Pew Research Center also notes that these biases limit algorithms’ ability to be impartial:

One is that the algorithm creators (code writers), even if they strive for inclusiveness, objectivity and neutrality, build into their creations their own perspectives and values. The other is that the datasets to which algorithms are applied have their own limits and deficiencies. Even datasets with billions of pieces of information do not capture the fullness of people’s lives and the diversity of their experiences. Moreover, the datasets themselves are imperfect because they do not contain inputs from everyone or a representative sample of everyone (Rainie and Anderson 2017).

This statement echoes the arguments presented concerning the overly objective nature of algorithmic governmentality, and Jack Balkin’s views of the algorithmic society (Rouvroy and Berns 2013, vi). The threat of the algorithmic bias to free speech and expression in digital space is also clear: if we rely too heavily on imperfect algorithms to regulate speech online, we risk further marginalizing voices that may already be in danger (Balkin 2017, 1165).



Algorithmic Responsibility

These dangers to digital free speech and expression appear limited by their theoretical or abstract nature, but that very nature illustrates why they must be seriously considered. Reliance on objective quantitative measures and restricted qualitative methods with the aim of increasing the efficiency and prevalence of algorithms in the everyday life of the American citizen is of direct concern to the safety and security of the American democracy, and the continuing progress of the free enterprise system.

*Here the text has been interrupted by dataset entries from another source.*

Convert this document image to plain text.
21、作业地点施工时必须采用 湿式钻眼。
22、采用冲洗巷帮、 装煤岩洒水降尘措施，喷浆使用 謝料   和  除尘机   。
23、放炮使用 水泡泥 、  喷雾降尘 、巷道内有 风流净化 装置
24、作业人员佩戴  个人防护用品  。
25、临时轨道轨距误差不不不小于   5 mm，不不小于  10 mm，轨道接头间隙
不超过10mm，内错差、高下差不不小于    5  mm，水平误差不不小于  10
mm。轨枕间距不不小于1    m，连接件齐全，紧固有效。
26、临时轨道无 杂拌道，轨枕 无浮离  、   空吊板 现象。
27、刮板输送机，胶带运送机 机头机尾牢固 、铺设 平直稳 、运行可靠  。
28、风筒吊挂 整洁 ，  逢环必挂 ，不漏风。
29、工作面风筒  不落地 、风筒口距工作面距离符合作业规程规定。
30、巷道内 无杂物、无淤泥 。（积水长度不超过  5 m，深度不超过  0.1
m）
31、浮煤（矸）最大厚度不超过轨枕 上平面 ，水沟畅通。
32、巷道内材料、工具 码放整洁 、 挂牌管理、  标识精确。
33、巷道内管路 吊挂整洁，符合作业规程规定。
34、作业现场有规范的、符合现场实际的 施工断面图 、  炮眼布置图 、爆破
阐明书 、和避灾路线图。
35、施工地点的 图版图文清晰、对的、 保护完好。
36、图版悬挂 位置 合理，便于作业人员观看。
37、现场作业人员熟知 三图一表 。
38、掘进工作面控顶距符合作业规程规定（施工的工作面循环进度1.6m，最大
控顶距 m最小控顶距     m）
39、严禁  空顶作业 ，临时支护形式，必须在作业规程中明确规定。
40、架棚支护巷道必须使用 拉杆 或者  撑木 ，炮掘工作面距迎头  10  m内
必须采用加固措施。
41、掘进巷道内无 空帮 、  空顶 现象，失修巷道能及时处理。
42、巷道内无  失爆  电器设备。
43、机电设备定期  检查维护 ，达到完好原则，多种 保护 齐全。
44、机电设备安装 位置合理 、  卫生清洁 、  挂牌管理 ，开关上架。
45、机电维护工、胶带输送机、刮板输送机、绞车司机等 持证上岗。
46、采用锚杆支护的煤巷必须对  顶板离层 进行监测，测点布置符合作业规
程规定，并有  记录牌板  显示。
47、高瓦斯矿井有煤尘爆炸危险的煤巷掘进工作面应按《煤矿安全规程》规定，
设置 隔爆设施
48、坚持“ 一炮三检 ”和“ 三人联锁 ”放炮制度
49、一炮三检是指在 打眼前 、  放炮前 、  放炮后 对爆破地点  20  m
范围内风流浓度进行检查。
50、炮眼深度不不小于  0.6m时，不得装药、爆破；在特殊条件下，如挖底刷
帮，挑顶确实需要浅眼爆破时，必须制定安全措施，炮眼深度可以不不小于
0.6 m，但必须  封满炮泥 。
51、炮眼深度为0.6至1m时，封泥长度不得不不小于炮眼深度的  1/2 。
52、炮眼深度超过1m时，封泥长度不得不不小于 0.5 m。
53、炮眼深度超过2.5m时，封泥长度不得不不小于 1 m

The algorithmic threat to society may also be larger than free speech regulation on the internet. Reliance on algorithmic decision-making processes, for example, is reaching more into the upper tiers of government and defense. The New York Times “Killing in the Age of Algorithms” offers examples such as: “A tank that drives itself. A drone that picks its own targets. A machine gun with facial-recognition software” (Kessel 2019).